Today, the quest for wealth at the expense of the interests of the people has become a personalized project, “a financialization game” devoid of social responsibility, a counterproductive catalyst for limitless greed. Capitalism has transformed into an economic order that legalizes merciless selfishness with openly accepting deceit as a path to success. The rampant disrespect for the Ten Commandments is grueling. Trustworthiness, the very glue that bound us all together, is evaporating to the detriment of solidarity.

This I point out in my newly released book that explains how billionaire control cancels the interests of the people, “The Billionaire World. How Marxism serves the Elite.”

Market Capitalism – the historic economic system in which capital and property are privately owned, prices set by market supply and demand making hard work essential – gave ordinary people a possibility of unprecedented economic growth. Millions were lifted out of poverty as the distribution of wealth sifted into the middle and lower classes.

The famous sociologist, Max Weber explained how interconnected this historic form of capitalism was to the Protestant ethic. In “The Protestant Ethic and the Spirit of Capitalism,” he explored the sociological connection between religion and economy, and found that the historic capitalist system was dependent on the Protestant ethic in order to succeed.

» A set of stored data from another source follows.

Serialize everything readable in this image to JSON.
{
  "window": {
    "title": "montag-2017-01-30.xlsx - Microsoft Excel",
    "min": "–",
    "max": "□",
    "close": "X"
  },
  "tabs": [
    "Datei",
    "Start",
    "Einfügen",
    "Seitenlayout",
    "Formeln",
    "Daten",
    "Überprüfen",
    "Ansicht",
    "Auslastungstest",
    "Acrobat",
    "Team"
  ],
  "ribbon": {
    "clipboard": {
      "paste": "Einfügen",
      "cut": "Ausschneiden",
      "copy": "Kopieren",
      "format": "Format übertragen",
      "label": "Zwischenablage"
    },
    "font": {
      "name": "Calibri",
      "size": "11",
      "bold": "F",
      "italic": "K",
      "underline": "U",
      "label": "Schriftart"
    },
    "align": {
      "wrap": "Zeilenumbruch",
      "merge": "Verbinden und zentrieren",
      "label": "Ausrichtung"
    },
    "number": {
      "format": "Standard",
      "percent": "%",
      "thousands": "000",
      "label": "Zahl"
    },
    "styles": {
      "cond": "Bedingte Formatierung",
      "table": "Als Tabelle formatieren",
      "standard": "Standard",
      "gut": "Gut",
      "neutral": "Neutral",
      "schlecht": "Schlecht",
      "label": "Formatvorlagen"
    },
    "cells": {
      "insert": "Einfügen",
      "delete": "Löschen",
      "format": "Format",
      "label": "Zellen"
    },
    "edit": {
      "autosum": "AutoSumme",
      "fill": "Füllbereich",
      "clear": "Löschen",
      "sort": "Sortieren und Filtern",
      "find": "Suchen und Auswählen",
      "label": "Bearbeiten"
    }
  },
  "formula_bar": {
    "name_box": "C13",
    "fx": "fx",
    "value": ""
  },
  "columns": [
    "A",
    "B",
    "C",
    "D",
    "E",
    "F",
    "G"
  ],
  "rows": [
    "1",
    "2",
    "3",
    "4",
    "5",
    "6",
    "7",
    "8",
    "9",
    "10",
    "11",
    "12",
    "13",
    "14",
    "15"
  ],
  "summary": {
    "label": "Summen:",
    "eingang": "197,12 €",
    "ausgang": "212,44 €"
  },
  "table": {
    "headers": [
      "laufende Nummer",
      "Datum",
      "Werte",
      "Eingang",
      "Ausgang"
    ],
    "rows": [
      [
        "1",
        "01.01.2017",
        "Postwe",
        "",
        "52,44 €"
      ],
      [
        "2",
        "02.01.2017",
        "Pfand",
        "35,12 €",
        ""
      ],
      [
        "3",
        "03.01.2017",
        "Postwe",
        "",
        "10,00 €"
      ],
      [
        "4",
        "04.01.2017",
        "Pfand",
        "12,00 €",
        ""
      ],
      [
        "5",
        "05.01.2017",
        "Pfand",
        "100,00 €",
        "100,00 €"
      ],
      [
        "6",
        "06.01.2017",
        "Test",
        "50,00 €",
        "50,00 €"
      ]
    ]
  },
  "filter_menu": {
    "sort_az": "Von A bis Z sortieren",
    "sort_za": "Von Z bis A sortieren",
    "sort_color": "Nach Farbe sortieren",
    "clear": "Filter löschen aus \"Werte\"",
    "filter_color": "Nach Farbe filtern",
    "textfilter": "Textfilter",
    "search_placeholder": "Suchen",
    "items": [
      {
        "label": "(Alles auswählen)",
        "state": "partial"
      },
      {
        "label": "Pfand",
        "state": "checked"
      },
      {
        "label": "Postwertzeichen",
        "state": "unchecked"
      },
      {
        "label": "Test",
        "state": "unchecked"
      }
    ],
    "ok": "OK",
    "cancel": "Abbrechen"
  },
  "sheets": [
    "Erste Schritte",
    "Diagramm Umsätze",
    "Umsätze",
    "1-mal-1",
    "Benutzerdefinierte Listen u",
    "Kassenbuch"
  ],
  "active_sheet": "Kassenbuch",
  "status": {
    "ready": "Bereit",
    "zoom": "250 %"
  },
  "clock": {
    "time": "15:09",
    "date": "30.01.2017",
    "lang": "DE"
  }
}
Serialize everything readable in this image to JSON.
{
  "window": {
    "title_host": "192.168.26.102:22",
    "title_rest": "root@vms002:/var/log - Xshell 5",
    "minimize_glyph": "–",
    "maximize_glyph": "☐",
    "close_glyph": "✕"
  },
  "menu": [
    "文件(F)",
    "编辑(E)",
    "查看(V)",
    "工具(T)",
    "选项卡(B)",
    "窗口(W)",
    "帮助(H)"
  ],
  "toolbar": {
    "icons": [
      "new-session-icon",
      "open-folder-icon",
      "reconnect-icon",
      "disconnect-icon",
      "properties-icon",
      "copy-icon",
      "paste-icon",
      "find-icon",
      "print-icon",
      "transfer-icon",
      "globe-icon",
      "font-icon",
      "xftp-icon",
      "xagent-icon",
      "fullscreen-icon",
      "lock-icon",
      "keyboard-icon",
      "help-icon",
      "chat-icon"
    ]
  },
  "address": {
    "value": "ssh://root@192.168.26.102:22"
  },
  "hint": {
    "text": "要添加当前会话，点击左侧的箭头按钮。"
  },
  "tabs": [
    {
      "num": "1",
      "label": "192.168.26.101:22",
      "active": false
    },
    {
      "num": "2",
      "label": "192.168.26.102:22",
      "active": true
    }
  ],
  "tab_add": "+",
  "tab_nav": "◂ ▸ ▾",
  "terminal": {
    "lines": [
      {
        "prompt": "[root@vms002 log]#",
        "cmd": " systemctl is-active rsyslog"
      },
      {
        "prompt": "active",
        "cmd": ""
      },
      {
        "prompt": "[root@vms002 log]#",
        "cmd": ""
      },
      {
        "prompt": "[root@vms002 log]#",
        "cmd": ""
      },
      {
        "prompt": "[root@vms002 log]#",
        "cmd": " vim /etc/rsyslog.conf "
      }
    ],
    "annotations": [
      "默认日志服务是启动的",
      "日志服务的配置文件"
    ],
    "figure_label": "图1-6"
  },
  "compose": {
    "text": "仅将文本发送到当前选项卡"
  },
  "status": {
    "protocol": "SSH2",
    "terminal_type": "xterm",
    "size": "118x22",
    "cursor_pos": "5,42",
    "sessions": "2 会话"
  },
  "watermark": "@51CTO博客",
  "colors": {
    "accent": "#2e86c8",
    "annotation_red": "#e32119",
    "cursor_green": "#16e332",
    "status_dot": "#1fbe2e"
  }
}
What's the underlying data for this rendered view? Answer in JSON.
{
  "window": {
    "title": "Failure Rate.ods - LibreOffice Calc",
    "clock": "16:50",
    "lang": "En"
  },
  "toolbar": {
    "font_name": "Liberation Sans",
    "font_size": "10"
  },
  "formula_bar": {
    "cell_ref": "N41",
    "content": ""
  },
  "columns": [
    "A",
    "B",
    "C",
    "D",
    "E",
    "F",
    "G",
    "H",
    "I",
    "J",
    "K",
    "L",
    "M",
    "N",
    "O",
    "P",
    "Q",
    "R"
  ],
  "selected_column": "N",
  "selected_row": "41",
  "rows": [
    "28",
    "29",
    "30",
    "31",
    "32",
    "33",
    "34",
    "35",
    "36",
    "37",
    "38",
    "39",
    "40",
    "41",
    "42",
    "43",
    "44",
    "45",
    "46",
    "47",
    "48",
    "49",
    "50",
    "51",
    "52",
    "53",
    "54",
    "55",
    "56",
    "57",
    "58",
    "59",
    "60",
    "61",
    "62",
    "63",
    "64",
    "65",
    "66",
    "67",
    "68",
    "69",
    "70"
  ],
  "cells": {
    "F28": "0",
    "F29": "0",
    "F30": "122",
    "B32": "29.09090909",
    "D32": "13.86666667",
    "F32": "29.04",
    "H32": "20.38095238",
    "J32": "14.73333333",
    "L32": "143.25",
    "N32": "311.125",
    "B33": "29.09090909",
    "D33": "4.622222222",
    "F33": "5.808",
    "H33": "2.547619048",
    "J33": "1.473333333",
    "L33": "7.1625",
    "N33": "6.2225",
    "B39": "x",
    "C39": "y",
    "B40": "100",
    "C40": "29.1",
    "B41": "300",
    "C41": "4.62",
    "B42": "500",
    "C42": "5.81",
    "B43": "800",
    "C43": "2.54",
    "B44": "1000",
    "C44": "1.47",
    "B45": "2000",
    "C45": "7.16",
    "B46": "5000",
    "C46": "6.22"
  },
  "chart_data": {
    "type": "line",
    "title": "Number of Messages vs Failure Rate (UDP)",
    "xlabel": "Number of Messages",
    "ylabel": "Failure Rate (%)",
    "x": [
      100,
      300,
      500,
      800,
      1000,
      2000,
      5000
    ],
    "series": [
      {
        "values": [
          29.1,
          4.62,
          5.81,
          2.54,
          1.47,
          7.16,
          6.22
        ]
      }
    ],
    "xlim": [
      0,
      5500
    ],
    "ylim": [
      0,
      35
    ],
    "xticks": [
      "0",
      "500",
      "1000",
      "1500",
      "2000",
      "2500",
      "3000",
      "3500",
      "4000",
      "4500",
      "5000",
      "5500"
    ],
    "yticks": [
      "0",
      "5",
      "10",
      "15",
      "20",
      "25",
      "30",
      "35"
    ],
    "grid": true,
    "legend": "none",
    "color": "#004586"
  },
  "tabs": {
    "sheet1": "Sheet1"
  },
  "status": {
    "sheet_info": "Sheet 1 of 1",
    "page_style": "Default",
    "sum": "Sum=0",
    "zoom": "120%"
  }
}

Weber theorized the importance of values for the development of the economic order, outlining a system of social organization that empowered the individual, his morality and duty toward society in a disciplinary and dynamic social structure.

His point was to show that the form of capitalism developed in the historic West was made possible by the Protestant religious belief that deemed hard work to be a calling from God.

Virtues such as self-discipline, temperance, endurance, trustworthiness and an ascetic view on the limits of value in material wealth, made Christians dedicate themselves to saving earned money, reinvesting it and not spending it, keeping up the hard work in order to demonstrate to God one’s godliness.

Much of the same attitude is found in Jewish communities, where the idea is that since God created the world, man is put on earth so that he may help the Creator to make the world an even better place. This is man’s vocation and goal of life. The spirit of capitalism becomes a spiritual goal, a vocation or calling that one responds to by a hard work ethic and aim to please God.

Asceticism was deeply tied to the concept of hard work, which undeniably made the Calvinists – whom Weber studied in particular – prosperous and wealthy.

The concept of renouncing the temporal values of materialistic wealth, yet using the money to further reinvest in industries, strengthen churches and social communities, created social conditions in which living a simple, earthly life devoid of excess pleasures became the Puritan capitalist goal.

Weber pointed out that “the ascetic conventicles and sects … formed one of the most important foundations of modern individualism.”

Yet, as religion declined as a defining public force in Western culture, Weber found that capitalism somehow was freed from its Puritan limits and thereby could develop into a quest for acquisition of material wealth.

When the religiously motivated anti-materialism present in the Calvinist Protestant ethic faded, the social structure and capitalist bureaucracy remained. This bureaucratic social structure and worldviews that sustained it became central to shaping modern, post-Christian social life. It was this very phenomenon that Weber conceived as an iron cage.

No longer limited by the Christian ethical requirement of ascetic self-control and humility, money could now freely be used to display wealth, skipping the part about “reinvesting in order to make the world a better place for others.”

Capitalism changed. The aim of wealth changed. As the economic model and its corporate disciples split from Christian thought, capitalism became the quest for total power and the ruthless materialism devoid of compassion that we see today.

The canceling of the Protestant ethic has truly become the suicide of the West.